Note: This is NOT a proper fix but rather a quick&dirty workaround to allow process forking after grpc_init() has been called. Hopefully there will be a proper fix soon.
The current problem with GRPC as described in many places (e.g. #17695, #13412, #11814) is that once grpc_init() has been called in a process, then this process should not be forked. There is a somewhat partial forking support but only if no connection has been established yet.
In my case I have an extension for PHP which is running under Apache. When Apache runs in prefork mode, it dynamically forks child processes to handle the incoming load. This means I need to be able to initialize a new GRPC instance in forked processes even when the parent process already has an active GRPC connection. Since this use case is not yet supported I made a workaround.
Essentially what this workaround does is to reset the internal GRPC state just enough so that a new and clean GRPC instance can be created in a forked child process.
My code change is based on the 1.24.3 release and can be found here.

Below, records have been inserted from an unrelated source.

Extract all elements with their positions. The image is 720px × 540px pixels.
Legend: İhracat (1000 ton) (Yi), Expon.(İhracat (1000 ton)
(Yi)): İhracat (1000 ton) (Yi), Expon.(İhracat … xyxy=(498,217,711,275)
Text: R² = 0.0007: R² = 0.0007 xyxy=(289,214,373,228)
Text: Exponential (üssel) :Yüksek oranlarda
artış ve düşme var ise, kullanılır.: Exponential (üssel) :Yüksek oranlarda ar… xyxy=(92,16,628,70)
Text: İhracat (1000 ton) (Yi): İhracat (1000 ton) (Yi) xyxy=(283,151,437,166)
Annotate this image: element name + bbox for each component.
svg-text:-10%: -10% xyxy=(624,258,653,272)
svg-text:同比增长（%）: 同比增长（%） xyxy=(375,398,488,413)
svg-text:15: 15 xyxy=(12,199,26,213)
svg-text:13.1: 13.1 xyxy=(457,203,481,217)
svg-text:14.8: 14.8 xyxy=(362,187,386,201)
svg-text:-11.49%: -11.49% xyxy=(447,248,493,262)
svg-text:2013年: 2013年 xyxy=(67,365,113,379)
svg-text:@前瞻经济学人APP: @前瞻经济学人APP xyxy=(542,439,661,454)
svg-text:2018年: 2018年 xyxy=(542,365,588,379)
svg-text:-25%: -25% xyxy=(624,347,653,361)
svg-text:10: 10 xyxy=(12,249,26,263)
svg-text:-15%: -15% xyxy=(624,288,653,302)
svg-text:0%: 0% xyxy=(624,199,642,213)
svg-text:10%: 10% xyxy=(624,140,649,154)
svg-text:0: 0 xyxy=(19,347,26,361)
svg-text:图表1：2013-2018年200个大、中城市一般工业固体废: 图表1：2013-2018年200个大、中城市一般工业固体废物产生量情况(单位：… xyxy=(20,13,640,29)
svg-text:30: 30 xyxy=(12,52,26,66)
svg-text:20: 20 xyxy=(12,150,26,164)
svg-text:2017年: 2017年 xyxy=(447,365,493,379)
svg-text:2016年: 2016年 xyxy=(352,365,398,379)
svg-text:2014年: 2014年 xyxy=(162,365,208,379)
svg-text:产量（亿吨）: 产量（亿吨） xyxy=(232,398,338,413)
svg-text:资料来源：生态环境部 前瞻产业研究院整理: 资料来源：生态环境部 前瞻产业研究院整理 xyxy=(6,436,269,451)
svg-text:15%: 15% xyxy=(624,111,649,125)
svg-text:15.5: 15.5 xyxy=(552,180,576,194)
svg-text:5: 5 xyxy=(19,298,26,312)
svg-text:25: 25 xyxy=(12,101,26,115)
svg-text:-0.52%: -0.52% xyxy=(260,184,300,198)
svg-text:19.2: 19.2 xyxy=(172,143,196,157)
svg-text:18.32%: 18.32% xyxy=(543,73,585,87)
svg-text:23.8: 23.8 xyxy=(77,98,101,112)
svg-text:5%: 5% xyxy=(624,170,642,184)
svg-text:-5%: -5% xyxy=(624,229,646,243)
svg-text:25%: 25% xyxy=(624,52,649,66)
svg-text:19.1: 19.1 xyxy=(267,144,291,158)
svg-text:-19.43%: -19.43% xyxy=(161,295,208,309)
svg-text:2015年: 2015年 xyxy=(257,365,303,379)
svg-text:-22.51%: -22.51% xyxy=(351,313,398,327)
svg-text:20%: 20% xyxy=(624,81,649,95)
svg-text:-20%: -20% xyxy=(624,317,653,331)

There are several functions that are called internally to collect active sockets, pthread_once states, mutexes, and conditional variables:
void grpc_add_socket_fd(int fd);
void grpc_add_once_init(pthread_once_t *once);
void grpc_add_mutex(pthread_mutex_t *mutex);
void grpc_remove_mutex(pthread_mutex_t *mutex);
void grpc_add_cond(pthread_cond_t *cond);
void grpc_remove_cond(pthread_cond_t *cond);
Then there are new globals which hold a pointer to critical internal GRPC states:
void **fork_g_event_engine;
void **fork_g_resolver_registry_state;
...
From the user perspective, all that is needed is to call the newly added function grpc_clean_after_fork() before initializing GRPC. Be sure to call it ONLY ONCE per process.
grpc_clean_after_fork() closes all inherited sockets, resets mutexes, conditional variables, pthread_once states, and other internal states that are left-overs from the parent process. Afterwards GRPC will initialize properly in every forked child.
I'm just sharing my findings here in case somebody else is in a similar situation and wants to give it a try. However, while this workaround works for me, it might not work in other cases.